From the visionary techno-utopia of "Sultana's Dream" to the sharp critique of gendered seclusion in "Burka'', from reimagining biblical allegory in "Fruit of Knowledge" to interrogating the very structures that shape a woman's voice in "Woman Prisoner", the collection captures Rokeya's literary range and radical insights. The writings are arranged in a largely chronological order except for "Sultana's Dream", her only English-language fiction. One of the key intentions of this book is to make her work accessible to a wider, multilingual readership.
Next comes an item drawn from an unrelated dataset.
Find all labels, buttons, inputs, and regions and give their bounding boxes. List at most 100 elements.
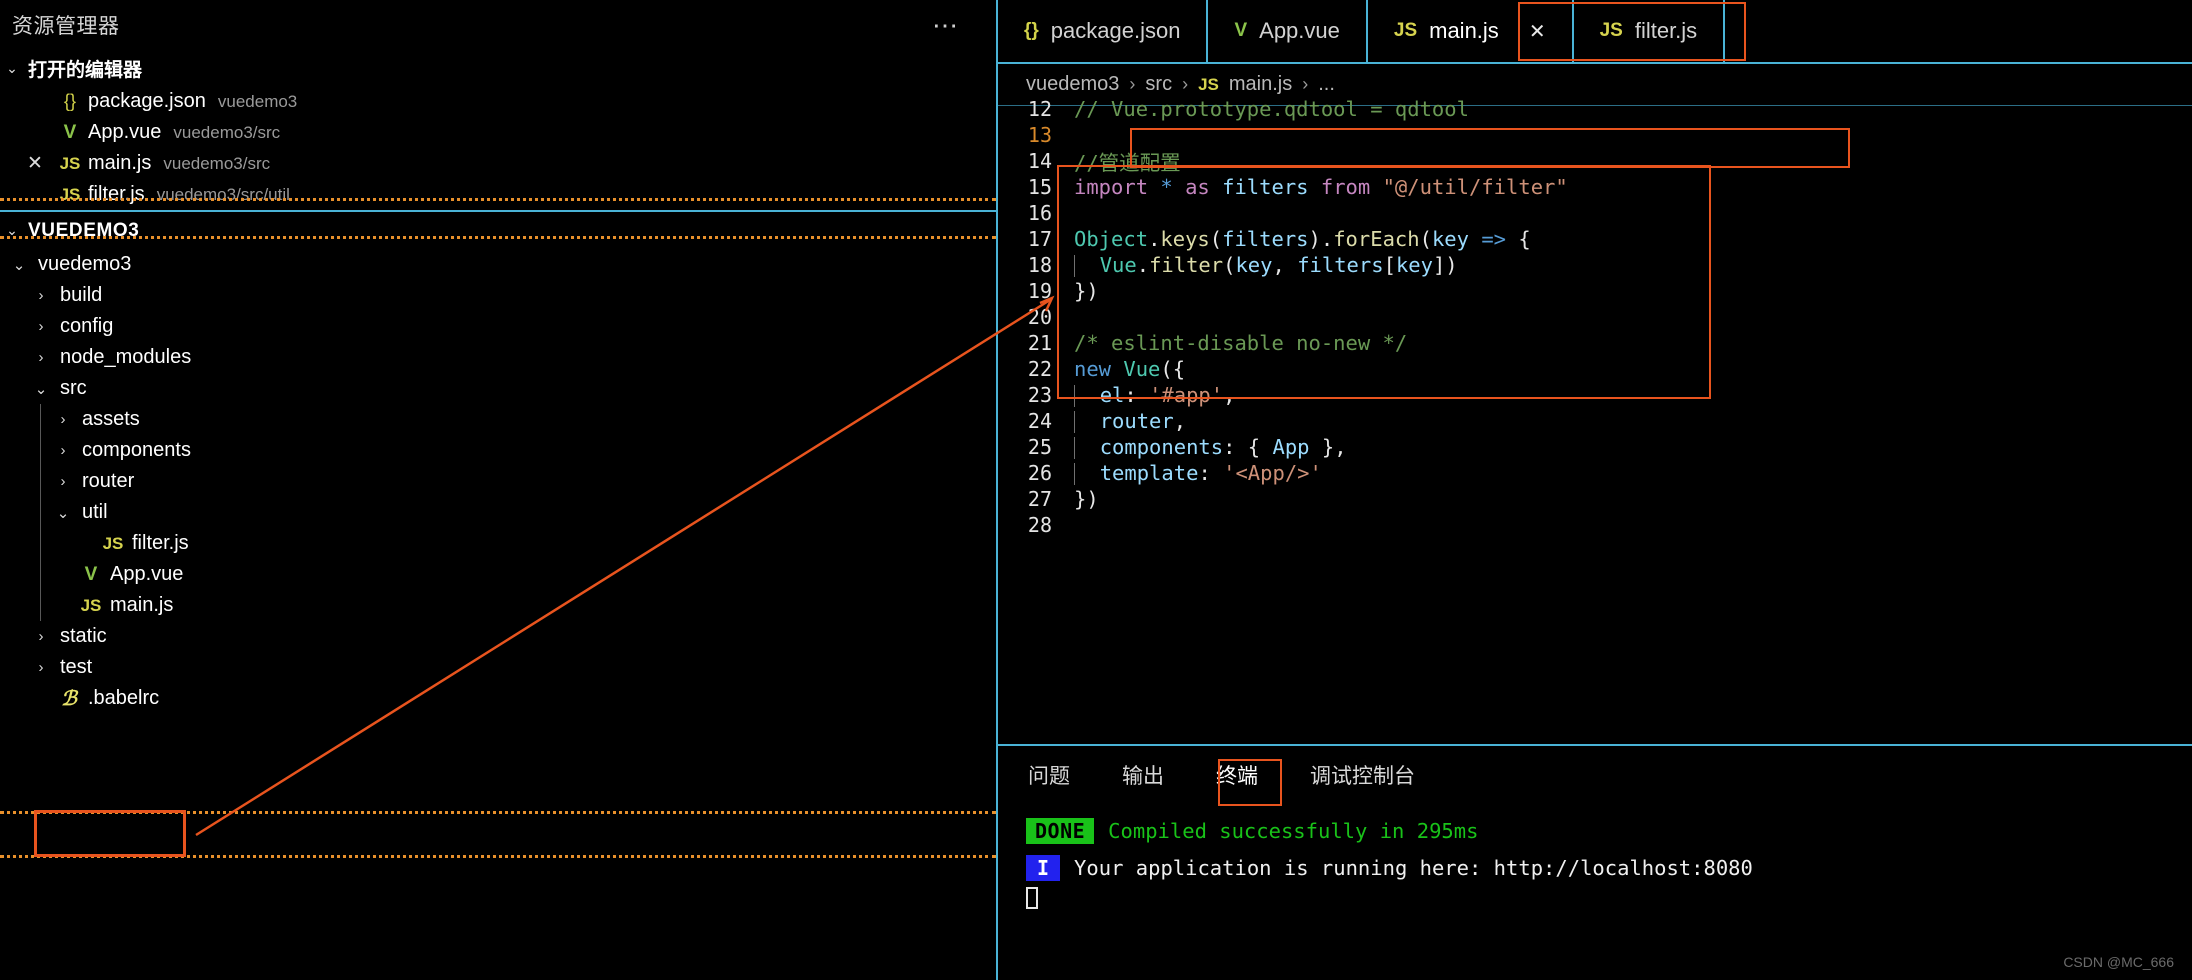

The editors and translators have taken special care to preserve the distinctiveness of Rokeya's style in translation, believing that her clarity, rhythm, and rhetorical power are essential to the impact of her ideas. Their goal was not to smooth out or modernise her voice, but to retain the integrity and resonance of the original texts, allowing readers to experience both the substance and style of Rokeya's thinking.